I checked the versions of CUDA. The version of CUDA in script is 9.0, and wget cuda 9.0 command will download a very small size file which is unreasonable, but it will still download and install the latest version (9.1) automatically when executing the command of installing CUDA.

Thats weird. CUDA is over 1 GB i think. To download CUDNN directly from nvidia site you need to log in i think. The script from Jeramy goes directly to URL where you dont need to login.

Check your setup files if they valid setup files.

Are you uninstalling everything before reinstalling?

I am sorry I make it confusing. I download CUDA from Nvidia site and cudnn file from fastai site, same lines in the script

I try to uninstall CUDA with apt command after finding your tips, but I cannot make sure if my way of uninstalling is correct and complete.
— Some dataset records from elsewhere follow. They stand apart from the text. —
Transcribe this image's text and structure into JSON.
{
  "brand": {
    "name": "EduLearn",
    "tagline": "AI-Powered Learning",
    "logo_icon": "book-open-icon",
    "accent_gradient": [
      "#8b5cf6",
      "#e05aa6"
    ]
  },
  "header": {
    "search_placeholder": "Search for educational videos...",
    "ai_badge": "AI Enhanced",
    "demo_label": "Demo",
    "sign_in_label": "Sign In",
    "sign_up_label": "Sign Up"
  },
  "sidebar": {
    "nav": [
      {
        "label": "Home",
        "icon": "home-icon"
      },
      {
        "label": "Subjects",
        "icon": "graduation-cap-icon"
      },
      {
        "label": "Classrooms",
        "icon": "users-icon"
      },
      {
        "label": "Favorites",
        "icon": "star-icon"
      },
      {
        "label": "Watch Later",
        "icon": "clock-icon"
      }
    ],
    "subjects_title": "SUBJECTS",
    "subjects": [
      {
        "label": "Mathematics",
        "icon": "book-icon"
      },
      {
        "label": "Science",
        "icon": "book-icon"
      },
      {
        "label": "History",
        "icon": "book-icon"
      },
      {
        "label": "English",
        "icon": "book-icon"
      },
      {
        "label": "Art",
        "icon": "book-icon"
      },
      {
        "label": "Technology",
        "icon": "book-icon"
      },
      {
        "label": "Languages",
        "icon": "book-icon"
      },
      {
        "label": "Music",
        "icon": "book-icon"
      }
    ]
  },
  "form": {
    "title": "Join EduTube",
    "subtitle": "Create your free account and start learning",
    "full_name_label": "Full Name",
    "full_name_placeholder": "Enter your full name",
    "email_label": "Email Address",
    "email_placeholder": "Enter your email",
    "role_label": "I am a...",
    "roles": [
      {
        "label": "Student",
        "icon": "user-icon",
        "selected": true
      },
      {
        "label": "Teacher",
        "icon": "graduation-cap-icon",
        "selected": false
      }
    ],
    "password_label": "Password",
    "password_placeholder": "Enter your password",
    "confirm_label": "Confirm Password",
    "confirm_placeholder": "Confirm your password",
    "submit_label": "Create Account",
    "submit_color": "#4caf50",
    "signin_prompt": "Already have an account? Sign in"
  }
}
Here is mine nvcc --version output
Casdasdasdapture:

to check your version in Jupyter notebook you can use following lines. mine outputs 7005

import torch
torch.backends.cudnn.version()

and

torch.backends.cudnn.version()
print(torch.backends.cudnn.is_acceptable(torch.cuda.FloatTensor(1)))
print(torch.backends.cudnn.version())

returns

True
7005

which means it recognizes CUDNN.

Try uninstalling everything and then do a clean install.

1 Like

Thanks so much for your advice. I will run your codes to verify it again. Actually, I have made torch recognize CuDNN and run the model in GPU following the steps I posted.

It returns

True
7003

You want to upgrade it to 7005?